BAIT Ministry

Sabtu, 31 Juli 2021

Kontekstualisasi dan Identitas Kristen: Satu Kajian Theologi-Aplikasi Secara Singkat dan Sederhana

Pdt. Dr. Swineys Tandidio, M-AR, M.Th.

 

Pendahuluan

                Kontekstualisasi disebut juga successful contextualization  kontekstualisasi yang sukses” atau double transformation “transformasi ganda.”  Kontekstualisasi dalam pembicaraan ini adalah usaha menerjemahkan Yesus dan ajaran-Nya kepada satu masyarakat dalam ruang-lingkup kebudayaan tertentu.  Identitas Kristen adalah Yesus Kristus—Yesus Kristus-lah identitas orang Kristen.  Kontekstualisasi bertujuan untuk memperkenalkan Yesus, identitas Kristen, dan ajaran-Nya kepada orang non-Kristen. James D. G. Dunn, emeritus professor dari Univesity of Durham, menyatakan bahwa kontekstualisasi penting dalam menjalankan Tugas Mulia (Matius 28:19-20; Kisah 1:8).       
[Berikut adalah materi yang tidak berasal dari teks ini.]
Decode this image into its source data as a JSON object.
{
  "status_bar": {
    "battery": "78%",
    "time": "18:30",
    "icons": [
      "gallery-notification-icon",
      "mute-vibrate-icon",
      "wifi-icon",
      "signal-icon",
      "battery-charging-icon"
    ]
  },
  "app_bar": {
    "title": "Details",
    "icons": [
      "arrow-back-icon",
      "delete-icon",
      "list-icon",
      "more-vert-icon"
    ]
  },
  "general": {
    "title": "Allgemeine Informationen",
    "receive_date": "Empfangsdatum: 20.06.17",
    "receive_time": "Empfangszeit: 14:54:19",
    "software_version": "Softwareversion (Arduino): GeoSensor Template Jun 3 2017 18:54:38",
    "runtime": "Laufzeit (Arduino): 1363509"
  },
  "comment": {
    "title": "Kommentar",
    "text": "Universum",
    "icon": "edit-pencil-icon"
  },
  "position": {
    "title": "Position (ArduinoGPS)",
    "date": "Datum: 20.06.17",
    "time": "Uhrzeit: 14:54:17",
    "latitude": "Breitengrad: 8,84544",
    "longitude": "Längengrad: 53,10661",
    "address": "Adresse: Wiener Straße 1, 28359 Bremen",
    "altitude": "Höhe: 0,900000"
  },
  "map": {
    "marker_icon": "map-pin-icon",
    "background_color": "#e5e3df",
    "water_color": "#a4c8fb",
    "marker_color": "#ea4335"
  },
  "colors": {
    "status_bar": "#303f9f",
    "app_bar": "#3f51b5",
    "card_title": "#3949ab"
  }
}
Apakah kontekstualisasi mengancam identitas Kekristenan? Jürgen Moltmann, seorang professor kontekstual theologi di Universität Tübingen, Deutschland—mengindikasikan bahwa masalah-masalah akan mengikuti kontekstualisasi.  Bengt Sundkler, seorang yang pernah menjadi misionaris di Afrika, lalu  menjadi professor sejarah gereja di University of Uppsala, Sweden—berkata bahwa kontekstualisasi dapat menimbulkan masalah dalam menerjemahkan Kristus.  Martien E. Brinkman, seorang professor sejarah gereja dan theologi di Vrije Universiteit van Amsterdam (Free University of Amsterdam), Holland—menyatakan bahwa jika dilakukan sesuai proporsi Alkitabiah, kontekstualisasi tidak akan berbenturan dengan identitas Kristen.  

 

Kontekstualisasi dalam Katholisitas

                Agaknya, mayoritas dari Kekristenan era moderen dan post-moderen merupakan hasil pekabaran Injil orang Barat yang sangat dipengaruhi oleh theologi kontekstualisasi Barat.  Kembali ke masa reformasi dan kolonisasi, para pakar theologi Barat telah menciptakan beragam kontekstualisasi untuk diterapkan di ladang-ladang evangelisasi mereka.  Hal ini dirasa perlu karena menyadari bahwa theologi mereka harus diterjemahkan agar mudah dimengerti.  Maksudnya supaya Yesus dapat diterima dan memiliki arti bagi masyarakat yang mereka Injili.  Oleh sebab budaya yang mereka injili beragam banyaknya, maka penerapan kontekstualisasi bagi satu masyarakat tertentu belum tentu tepat untuk diterapkan bagi budaya lainnya.  Seiring dengan berjalannya waktu, ada kecenderungan yang kemudian muncul dan mempersalahkan theologi kontekstualisasi Barat karena kontekstualisasi tersebut memberi peluang pada sinkretisme. 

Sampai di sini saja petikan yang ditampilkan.